In fact, training is often one of the first budgets to be hit during a recession, with one report showing that the US corporate training budget shrank from $58.5 billion to $56.2 billion in 2008, at around the start of the last recession – and is slowly recovering now.
HR (and in particular training budgets), are often viewed as an expendable cost center, a ‘nice to have’, making them a sitting duck during hard times and a clear target for downsizing. This is damaging for HR team morale and limits the effectiveness of the HR team, lowering its perceived value in the business.
Demonstrate ROI to protect HR Budgets
So, what can HR and in-house training professionals do about this? The obvious strategy is to align your HR function with current HR thinking, which says that HR should be demonstrating the ROI that the HR function brings, e.g. for every £1,000 investment in HR, there is X.X% increase in productivity, or X% increase in profitability.
Now, the underlying mathematics and mechanisms of this ROI approach to HR are complicated, but if you can make it work, and build a cogent business case for the added value that HR brings, you will secure more investment and protect your department during recessions.
But, the problem with this approach is that much of this ROI business case is built on correlations and not direct cause and effect. This means its hard to prove that these HR interventions definitely caused the observed performance increases, which can weaken the HR ROI business case and mean HR is still vulnerable at times of extreme downward pressure on budgets.
Internal Charging Model
So, with there being some vulnerability in the HR ROI business model, HR needs to build a stronger case to ensure its existence during hard times. HR can do this by adopting an internal charging model.
In this situation, your HR team would charge out its services to the business at rates below that which it would cost to source your services externally, to firstly demonstrate that in-house HR is a better option than outsourcing.

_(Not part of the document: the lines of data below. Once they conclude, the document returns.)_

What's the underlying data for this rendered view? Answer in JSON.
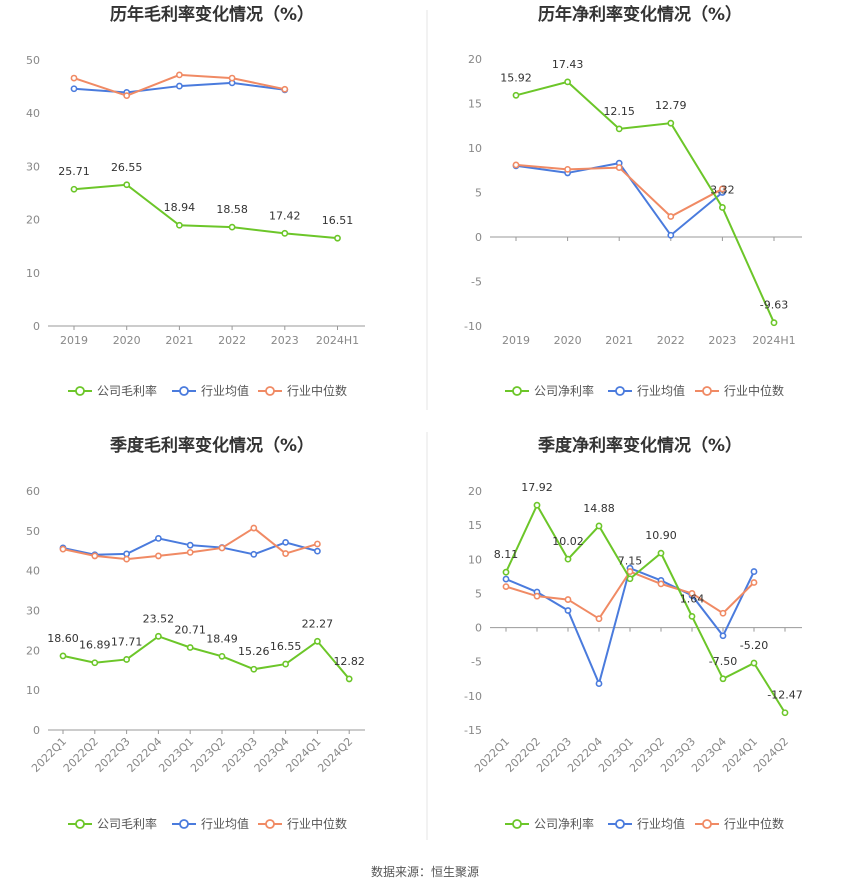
{
  "source_text": "数据来源：恒生聚源",
  "colors": {
    "company": "#6cc629",
    "avg": "#4a7bdd",
    "median": "#f08a64",
    "axis": "#999999",
    "divider": "#e6e6e6"
  },
  "chart_data": [
    {
      "type": "line",
      "title": "历年毛利率变化情况（%）",
      "categories": [
        "2019",
        "2020",
        "2021",
        "2022",
        "2023",
        "2024H1"
      ],
      "ylim": [
        0,
        50
      ],
      "yticks": [
        0,
        10,
        20,
        30,
        40,
        50
      ],
      "grid": false,
      "legend_position": "bottom",
      "series": [
        {
          "name": "公司毛利率",
          "key": "company",
          "values": [
            25.71,
            26.55,
            18.94,
            18.58,
            17.42,
            16.51
          ],
          "labels": [
            "25.71",
            "26.55",
            "18.94",
            "18.58",
            "17.42",
            "16.51"
          ]
        },
        {
          "name": "行业均值",
          "key": "avg",
          "values": [
            44.6,
            43.9,
            45.1,
            45.7,
            44.4,
            null
          ]
        },
        {
          "name": "行业中位数",
          "key": "median",
          "values": [
            46.6,
            43.3,
            47.2,
            46.6,
            44.5,
            null
          ]
        }
      ]
    },
    {
      "type": "line",
      "title": "历年净利率变化情况（%）",
      "categories": [
        "2019",
        "2020",
        "2021",
        "2022",
        "2023",
        "2024H1"
      ],
      "ylim": [
        -10,
        20
      ],
      "yticks": [
        -10,
        -5,
        0,
        5,
        10,
        15,
        20
      ],
      "grid": false,
      "legend_position": "bottom",
      "series": [
        {
          "name": "公司净利率",
          "key": "company",
          "values": [
            15.92,
            17.43,
            12.15,
            12.79,
            3.32,
            -9.63
          ],
          "labels": [
            "15.92",
            "17.43",
            "12.15",
            "12.79",
            "3.32",
            "-9.63"
          ]
        },
        {
          "name": "行业均值",
          "key": "avg",
          "values": [
            8.0,
            7.2,
            8.3,
            0.2,
            5.0,
            null
          ]
        },
        {
          "name": "行业中位数",
          "key": "median",
          "values": [
            8.1,
            7.6,
            7.8,
            2.3,
            5.4,
            null
          ]
        }
      ]
    },
    {
      "type": "line",
      "title": "季度毛利率变化情况（%）",
      "categories": [
        "2022Q1",
        "2022Q2",
        "2022Q3",
        "2022Q4",
        "2023Q1",
        "2023Q2",
        "2023Q3",
        "2023Q4",
        "2024Q1",
        "2024Q2"
      ],
      "ylim": [
        0,
        60
      ],
      "yticks": [
        0,
        10,
        20,
        30,
        40,
        50,
        60
      ],
      "grid": false,
      "legend_position": "bottom",
      "series": [
        {
          "name": "公司毛利率",
          "key": "company",
          "values": [
            18.6,
            16.89,
            17.71,
            23.52,
            20.71,
            18.49,
            15.26,
            16.55,
            22.27,
            12.82
          ],
          "labels": [
            "18.60",
            "16.89",
            "17.71",
            "23.52",
            "20.71",
            "18.49",
            "15.26",
            "16.55",
            "22.27",
            "12.82"
          ]
        },
        {
          "name": "行业均值",
          "key": "avg",
          "values": [
            45.7,
            44.0,
            44.2,
            48.1,
            46.4,
            45.8,
            44.1,
            47.1,
            44.9,
            null
          ]
        },
        {
          "name": "行业中位数",
          "key": "median",
          "values": [
            45.4,
            43.7,
            42.9,
            43.7,
            44.6,
            45.7,
            50.7,
            44.3,
            46.7,
            null
          ]
        }
      ]
    },
    {
      "type": "line",
      "title": "季度净利率变化情况（%）",
      "categories": [
        "2022Q1",
        "2022Q2",
        "2022Q3",
        "2022Q4",
        "2023Q1",
        "2023Q2",
        "2023Q3",
        "2023Q4",
        "2024Q1",
        "2024Q2"
      ],
      "ylim": [
        -15,
        20
      ],
      "yticks": [
        -15,
        -10,
        -5,
        0,
        5,
        10,
        15,
        20
      ],
      "grid": false,
      "legend_position": "bottom",
      "series": [
        {
          "name": "公司净利率",
          "key": "company",
          "values": [
            8.11,
            17.92,
            10.02,
            14.88,
            7.15,
            10.9,
            1.64,
            -7.5,
            -5.2,
            -12.47
          ],
          "labels": [
            "8.11",
            "17.92",
            "10.02",
            "14.88",
            "7.15",
            "10.90",
            "1.64",
            "-7.50",
            "-5.20",
            "-12.47"
          ]
        },
        {
          "name": "行业均值",
          "key": "avg",
          "values": [
            7.1,
            5.2,
            2.5,
            -8.2,
            8.7,
            6.9,
            4.7,
            -1.2,
            8.2,
            null
          ]
        },
        {
          "name": "行业中位数",
          "key": "median",
          "values": [
            6.0,
            4.6,
            4.1,
            1.3,
            8.2,
            6.4,
            5.0,
            2.1,
            6.6,
            null
          ]
        }
      ]
    }
  ]
}
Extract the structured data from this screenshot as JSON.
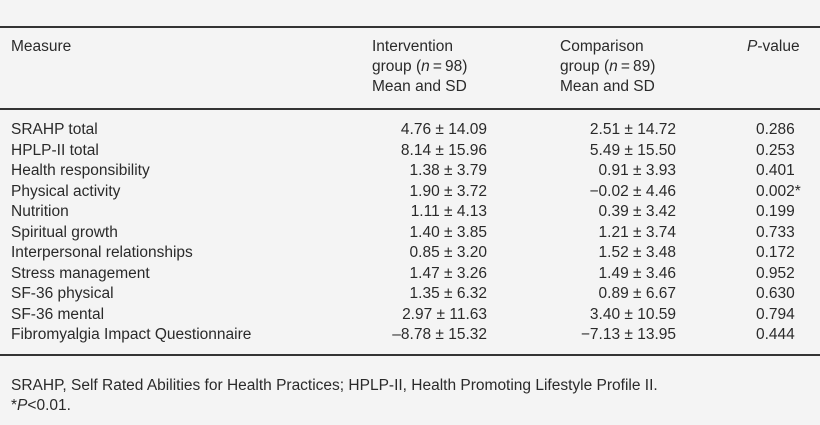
{
  "header": {
    "measure": "Measure",
    "intervention": {
      "line1": "Intervention",
      "line2_prefix": "group (",
      "line2_n": "n",
      "line2_suffix": " = 98)",
      "line3": "Mean and SD"
    },
    "comparison": {
      "line1": "Comparison",
      "line2_prefix": "group (",
      "line2_n": "n",
      "line2_suffix": " = 89)",
      "line3": "Mean and SD"
    },
    "pvalue": {
      "italic": "P",
      "rest": "-value"
    }
  },
  "rows": [
    {
      "measure": "SRAHP total",
      "intervention": "4.76 ± 14.09",
      "comparison": "2.51 ± 14.72",
      "p": "0.286"
    },
    {
      "measure": "HPLP-II total",
      "intervention": "8.14 ± 15.96",
      "comparison": "5.49 ± 15.50",
      "p": "0.253"
    },
    {
      "measure": "Health responsibility",
      "intervention": "1.38 ± 3.79",
      "comparison": "0.91 ± 3.93",
      "p": "0.401"
    },
    {
      "measure": "Physical activity",
      "intervention": "1.90 ± 3.72",
      "comparison": "−0.02 ± 4.46",
      "p": "0.002*"
    },
    {
      "measure": "Nutrition",
      "intervention": "1.11 ± 4.13",
      "comparison": "0.39 ± 3.42",
      "p": "0.199"
    },
    {
      "measure": "Spiritual growth",
      "intervention": "1.40 ± 3.85",
      "comparison": "1.21 ± 3.74",
      "p": "0.733"
    },
    {
      "measure": "Interpersonal relationships",
      "intervention": "0.85 ± 3.20",
      "comparison": "1.52 ± 3.48",
      "p": "0.172"
    },
    {
      "measure": "Stress management",
      "intervention": "1.47 ± 3.26",
      "comparison": "1.49 ± 3.46",
      "p": "0.952"
    },
    {
      "measure": "SF-36 physical",
      "intervention": "1.35 ± 6.32",
      "comparison": "0.89 ± 6.67",
      "p": "0.630"
    },
    {
      "measure": "SF-36 mental",
      "intervention": "2.97 ± 11.63",
      "comparison": "3.40 ± 10.59",
      "p": "0.794"
    },
    {
      "measure": "Fibromyalgia Impact Questionnaire",
      "intervention": "–8.78 ± 15.32",
      "comparison": "−7.13 ± 13.95",
      "p": "0.444"
    }
  ],
  "footnote": {
    "line1": "SRAHP, Self Rated Abilities for Health Practices; HPLP-II, Health Promoting Lifestyle Profile II.",
    "line2_prefix": "*",
    "line2_italic": "P",
    "line2_rest": "<0.01."
  }
}
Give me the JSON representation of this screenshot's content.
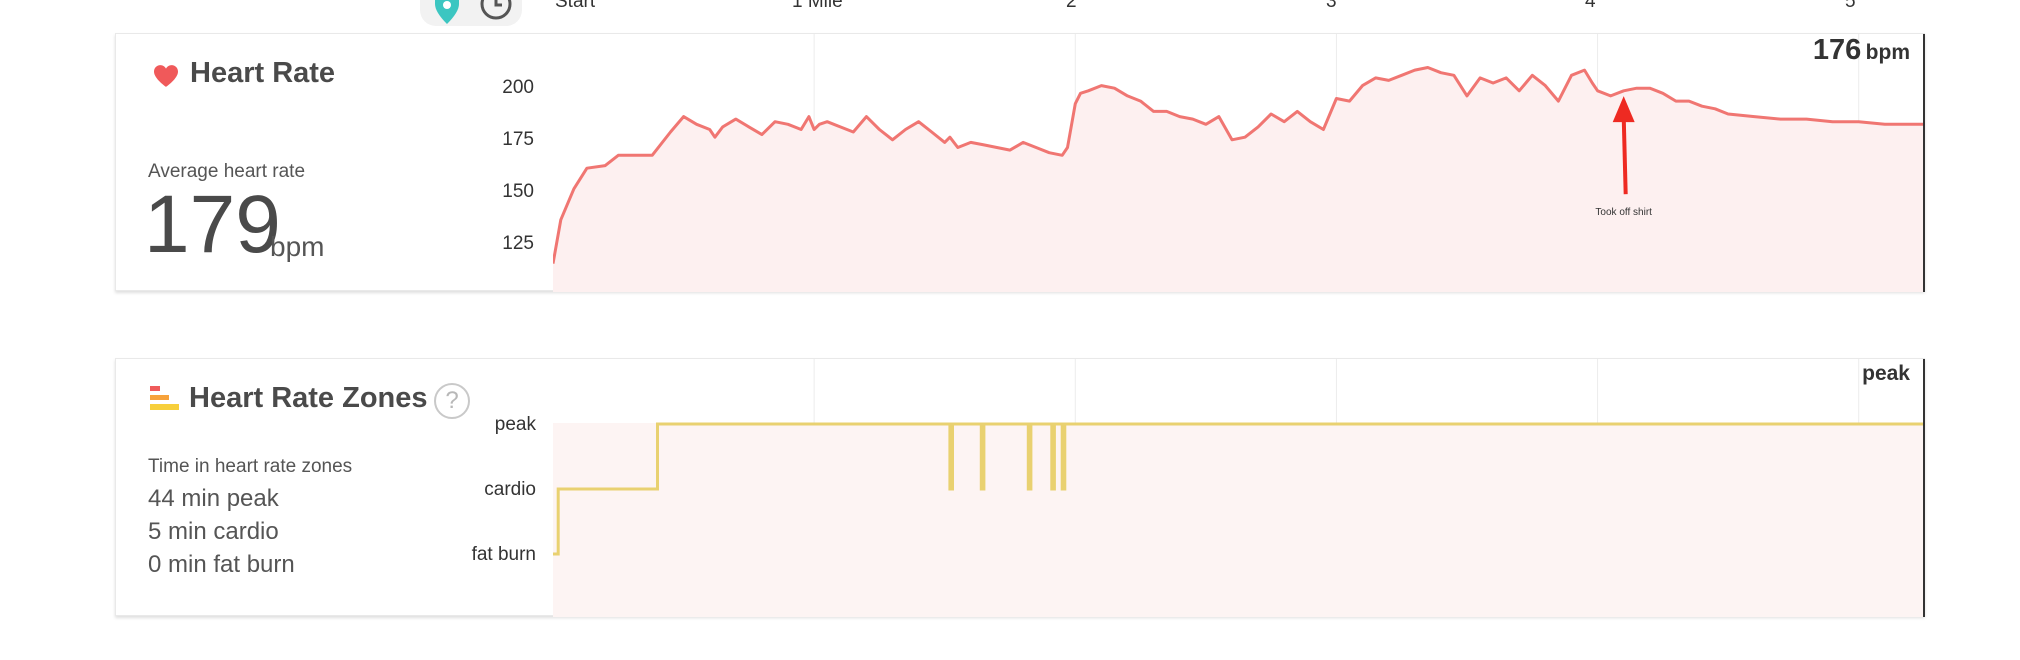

But, secondly you want to show that your HR team is cost neutral or arguably profitable. This will be a powerful case that will help to protect HR and its budgets when it comes to downsizing. But, it does have weaknesses as it is virtual income, and the business will still see real cash going out to pay HR bills, while not actually seeing hard cash coming in to pay for your HR services. Its virtual income and real outgoings.
Therefore, why not take it to the next level and actually start generating real revenue from the in-house HR department and become a bonafide profit center. The way to do this is to sell some of your HR services to external customers. This is not new really. IBM do it; their Global Process Services is effectively an in-house shared service center of excellence that has been made available to the market.. Why not do the same?
Training to the rescue
A great place to start is through training courses. Why not develop your own training courses (or buy them in) in areas of management, leadership, communication, soft skills etc… and deliver them in-house, but market and sell them to external customers. Your HR department and particularly your training organization will be in effect doubling up as an internal HR service and an external training consultancy. Your training department will be generating real income which could easily pay for your training department, making it genuinely profit making, raising its reputation and safe guarding it during recessions.